Келарь Паисий – соглядай. Он поставлен присматривать за скитскими мастеровыми, но, сдается, пуще всего он доглядает за Михайлой. Его уши и нос торчат отовсюду. А Михайле порой блазнится, что келарь выкуркивает из-за всякого угла.

Началось это еще зимой, сразу после Крещения. За час до вечери Михайла по обыкновению сидел в школьной полате среди таких же, как сам, отроков. На столах теплились свечи. Старец Паисий, задирая бородешку, читал своим квохчущим голосом послание киновиарха Андрея Денисова. Тот, обретаясь на Москве, писал, что видел слона. Особенно оживились школяры, когда дело дошло до описания головы: «…уши имея велики, яко заслоны печные». Ребяши прыснули, тут же принялись «наращивать» ладонями свои собственные уши. Паисий осерчал, пригрозил отодрать смутьянов за эти самые «заслоны». Те живо примолкли. И тогда келарь завершил чтение наставительной концовкой. «И аще толь великий зверь малому при нем всаднику повинуется… – поучал паству киновиарх, – паче мы, словесная Божия тварь, Создателя своего повеления долженствуем не забывати, и озверщиеся страсти наша обуздывати».

После этого, по указке Паисия, отроки принялись поочередно читать Псалтирь и Часослов. Иные – по складам, иные – весьма бегло. А Михайле делать нечего. Эти страницы он едва не наизусть знает. До недавних пор споро да в охотку читал их с клироса Куростровской церкви, пока не начал ломаться голос. Скучно без конца повторять одно и то же. Повернул Михайла лицо к слюдяному оконцу, а там северное сияние расплескалось.

– Гли-ко! Гли-ко! – воскликнул он. Ребяши-однокелейники обрадели, измаялись уже от постного сидения. А Михайла – тут как тут – с вопросом к келарю: дескать, откуда, старче, берутся сии сполохи и сколь далече они? Любопытно ведь. Для чего тогда и школа, коли не для ведания?! А келарь как заверещит, затрясет бороденкой: «Ах ты супостат! Ах ты анчихрист!». Едва посохом не отходил.

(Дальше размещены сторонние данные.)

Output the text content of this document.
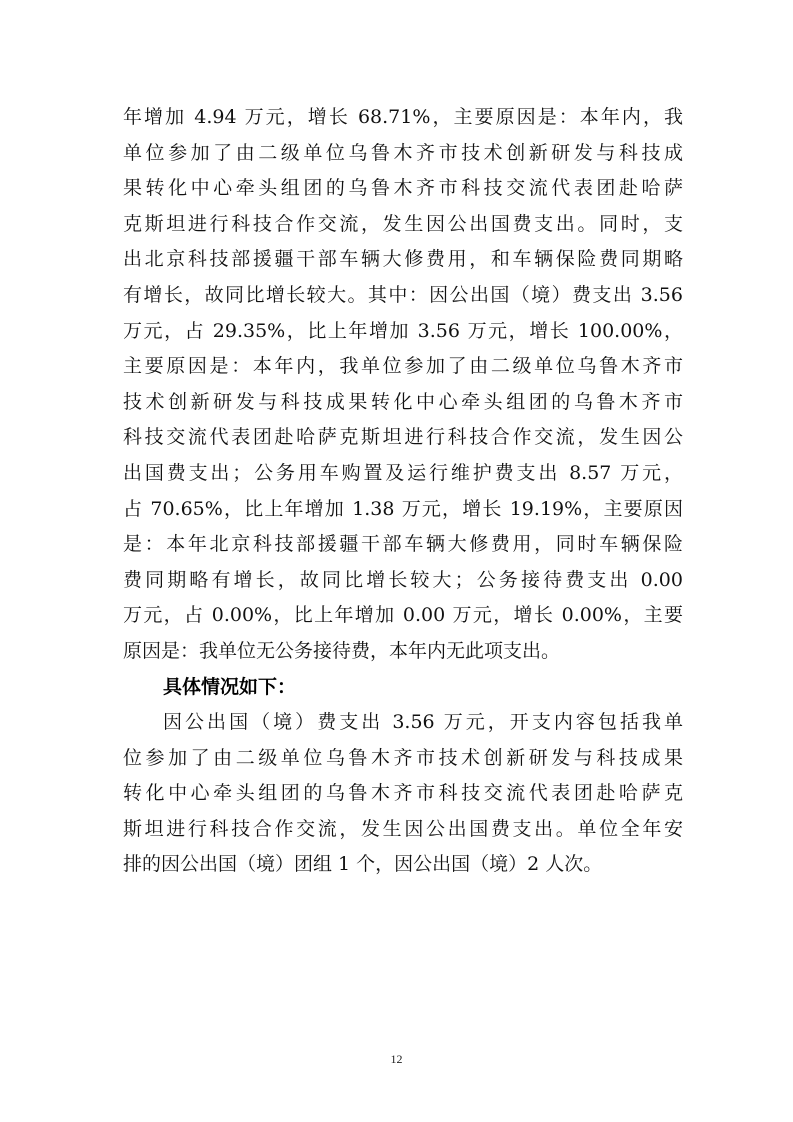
年增加 4.94 万元，增长 68.71%，主要原因是：本年内，我
单位参加了由二级单位乌鲁木齐市技术创新研发与科技成
果转化中心牵头组团的乌鲁木齐市科技交流代表团赴哈萨
克斯坦进行科技合作交流，发生因公出国费支出。同时，支
出北京科技部援疆干部车辆大修费用，和车辆保险费同期略
有增长，故同比增长较大。其中：因公出国（境）费支出 3.56
万元，占 29.35%，比上年增加 3.56 万元，增长 100.00%，
主要原因是：本年内，我单位参加了由二级单位乌鲁木齐市
技术创新研发与科技成果转化中心牵头组团的乌鲁木齐市
科技交流代表团赴哈萨克斯坦进行科技合作交流，发生因公
出国费支出；公务用车购置及运行维护费支出 8.57 万元，
占 70.65%，比上年增加 1.38 万元，增长 19.19%，主要原因
是：本年北京科技部援疆干部车辆大修费用，同时车辆保险
费同期略有增长，故同比增长较大；公务接待费支出 0.00
万元，占 0.00%，比上年增加 0.00 万元，增长 0.00%，主要
原因是：我单位无公务接待费，本年内无此项支出。
具体情况如下：
因公出国（境）费支出 3.56 万元，开支内容包括我单
位参加了由二级单位乌鲁木齐市技术创新研发与科技成果
转化中心牵头组团的乌鲁木齐市科技交流代表团赴哈萨克
斯坦进行科技合作交流，发生因公出国费支出。单位全年安
排的因公出国（境）团组 1 个，因公出国（境）2 人次。
12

Урок Михайле пошел впрок. Он смекнул, что в обители не всякий спрос почитается и что любопытство свое надо умеривать. Только разве возможно все время в потае жить, тем паче в юные лета?

Однажды по весне, на Масленицу, стайка послушников затеяла по деревенской привычке лепить снеговика. От глаз подале схоронились в овражке за амбарушками. Снег был липкий, скрипучий. Низ тулова катили всей гурьбой, покуль сил хватало. Другой кубарь навертели помене, но едва его взняли. А после и голову навершили. Отдуваясь, пыхая паром, отроки весело поглядывали друг на друга и скалились на снежного богатыря. Петруха Корельский, Михайлов двоюродник, завел задиристую деревенскую закличку:

 
Робята-робяши
Накатали катыши…
 

Михайла, ведавший ее обидную для своего имени оконцовку, вскинул кулак. Петруха, уже спытавший норов брательника, только шмыгнул носом, утягивая возгреи. Ему ли, бойкому, но тщедушному огольцу, тягаться с Михайлой. Вон как тот выделяется среди ребятни, высясь едва не вровень со снеговиком.

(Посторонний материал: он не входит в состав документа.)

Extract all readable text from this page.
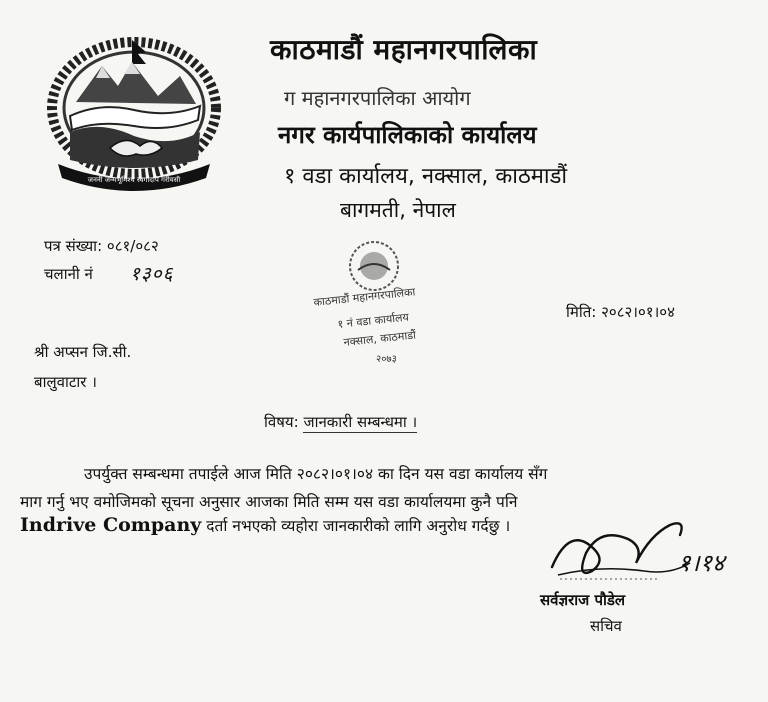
जननी जन्मभूमिश्च स्वर्गादपि गरीयसी
काठमाडौं महानगरपालिका
ग महानगरपालिका आयोग
नगर कार्यपालिकाको कार्यालय
१ वडा कार्यालय, नक्साल, काठमाडौं
बागमती, नेपाल
पत्र संख्या: ०८१/०८२
चलानी नं १३०६
काठमाडौं महानगरपालिका
१ नं वडा कार्यालय
नक्साल, काठमाडौं
२०७३
मिति: २०८२।०१।०४
श्री अप्सन जि.सी.
बालुवाटार ।
विषय: जानकारी सम्बन्धमा ।
उपर्युक्त सम्बन्धमा तपाईले आज मिति २०८२।०१।०४ का दिन यस वडा कार्यालय सँग
माग गर्नु भए वमोजिमको सूचना अनुसार आजका मिति सम्म यस वडा कार्यालयमा कुनै पनि
Indrive Company दर्ता नभएको व्यहोरा जानकारीको लागि अनुरोध गर्दछु ।
१।१४
सर्वज्ञराज पौडेल
सचिव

А снеговик у отроков вышел ладный. Вместо глаз воткнули уголья. Моркови под рукой не оказалось – это ведь не у маменьки дома – заменили ядреной еловой шишкой.

Над сумеречным овражком вставала желтая, как репа, луна. Тут к случаю, как это водится в ребячьем кругу, возник спрос: что боле – луна али солнце?

– Солнышко, – уверенно заявил Михайла. «Арифметику» Магницкого он выучил от корки до корки, в том числе и последнюю часть ее, отведенную небесным светилам, по-гречески астрономику. Тут бы Михайле и остановиться, в крайнем случае оглядеться. А он не удержался да тут же объявил, что иной раз луна, хоть и помене будет, превосходит солнышко. Школяры-однодворцы недоверчиво запереглядывались. А Петруха, двоюродник, скривил рот: как это? разве может малая репа перекрыть большую? Михайла в долгие объяснения пускаться не стал. Он велел Петрухе скатать небольшой кубарь, а сам взялся за другой. Сказано – сделано. Кубарь Петрухи оказался поменьше, Михайлов – поболе. Михайла отошел от Петрухи на две сажени и вытянул свой катыш на уровень глаз:

– Сие солнышко. А твой кубарь – луна. Сделай также и гляди.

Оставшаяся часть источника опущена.